Pollard: “I familiari degli ostaggi andavano messi in carcere”. La spia israeliana che visse due volte attacca l’accordo con Hamas
Nella tregua partita in ritardo tra Israele e Hamas e nel dibattito politico interno ad Israele interviene l’ex spia israeliana Jonathan Pollard affermando che “Israele avrebbe dovuto mettere a tacere le famiglie degli ostaggi catturati da Hamas nella Striscia di Gaza”. Anzi, avrebbe dovuto “imprigionarne alcuni, per evitare pressioni pubbliche sul raggiungimento di un’intesa con il gruppo terroristico”.
Channel 14, riferisce The Times of Israle, ha trasmesso un video di Pollard con queste opinioni, riferendo di averle espresse pure durante un collegamento online avvenuto in questi giorni con il rabbino David Bar-Hayim dello Shilo Institute.
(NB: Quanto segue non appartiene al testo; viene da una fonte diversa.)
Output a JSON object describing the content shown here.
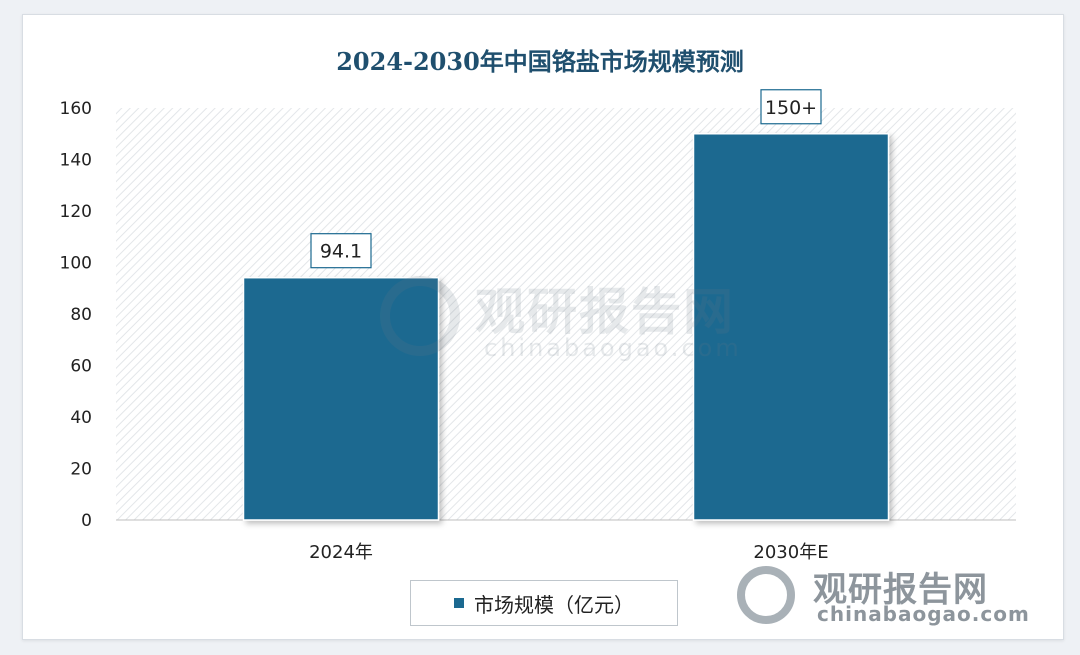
{
  "chart_data": {
    "type": "bar",
    "title": "2024-2030年中国铬盐市场规模预测",
    "categories": [
      "2024年",
      "2030年E"
    ],
    "series": [
      {
        "name": "市场规模（亿元）",
        "values": [
          94.1,
          150
        ],
        "labels": [
          "94.1",
          "150+"
        ]
      }
    ],
    "ylim": [
      0,
      160
    ],
    "yticks": [
      0,
      20,
      40,
      60,
      80,
      100,
      120,
      140,
      160
    ],
    "xlabel": "",
    "ylabel": "",
    "grid": false,
    "legend": "bottom",
    "bar_color": "#1b6990"
  },
  "watermark": {
    "cn": "观研报告网",
    "en": "chinabaogao.com"
  }
}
“Quando abbiamo dichiarato guerra – ha detto Pollard – , la prima cosa che il governo avrebbe dovuto fare era dichiarare lo stato di emergenza nazionale e dire a tutte le famiglie in ostaggio: Tenete la bocca chiusa, o ve la chiuderemo noi. Non interferirai nella gestione di questa guerra. Non verrai usato dalla comunità internazionale o dalla nostra stessa sinistra, che ha gestito l’accordo Shalit, come un’arma contro di noi”.
Pollard faceva riferimento all’accordo stretto nel 2011, all’epoca e da allora osteggiato da molti esponenti della destra israeliana, grazie al quale lo Stato di Israele aveva rilasciato oltre mille palestinesi detenuti con l’accusa di terrorismo in cambio di un singolo soldato delle forze di difesa nazionali.
Lo stato di guerra – questo il ragionamento di Pollard – esige anche di “imprigionare e mettere a tacere alcuni membri delle famiglie degli ostaggi”.
Parole che fanno rumore, in un Paese attraversato per giorni da una marcia cui hanno partecipato decine di migliaia di persone e da manifestazioni quotidiane che facevano pressione su Benjamin Netanyahu e che ora si misura con l’avvio di una tregua che, da altre parti si afferma, la stessa Hamas potrebbe interrompere in ogni momento mettendo in grandi difficoltà interne il premier israeliano.
Pollard,sulla questione, è dell’opinione che Israele debba condurre una guerra ad oltranza contro le milizie palestinesi, anche a costo della vita degli ostaggi israeliani catturati.
Parole di fuoco che vengono da quella, oggi 69enne, che è stata definita “la spia che visse due volte”: la sua storia è stata richiamata anche in film e opere teatrali, per anni è stato il simbolo della lotta globale tra intelligence, al centro di una campagna internazionale per la sua liberazione. Cittadino statunitense di origine ebraica ed ex analista dei servizi di intelligence della Marina Militare, Pollard era stato arrestato il 21 novembre 1985 e condannato all’ergastolo per spionaggio a favore del Mossad. Dopo 30 anni, la libertà condizionale. Dopo altri 5 anni la sua completa liberazione. Un mese dopo, con il favore di Donald Trump, l’arrivo in Israele ove fu proprio Netanyahu a consegnargli i documenti di cittadinanza israeliana.
Ora, da Pollard, un sasso nello stagno della tregua. Ha persino affermato, per ribadire la su estrema posizione sulla guerra, che non voterà più per il partito di estrema destra Sionismo religioso, oggi favorevole all’accordo con Hamas per lo scambio di ostaggi e prigionieri.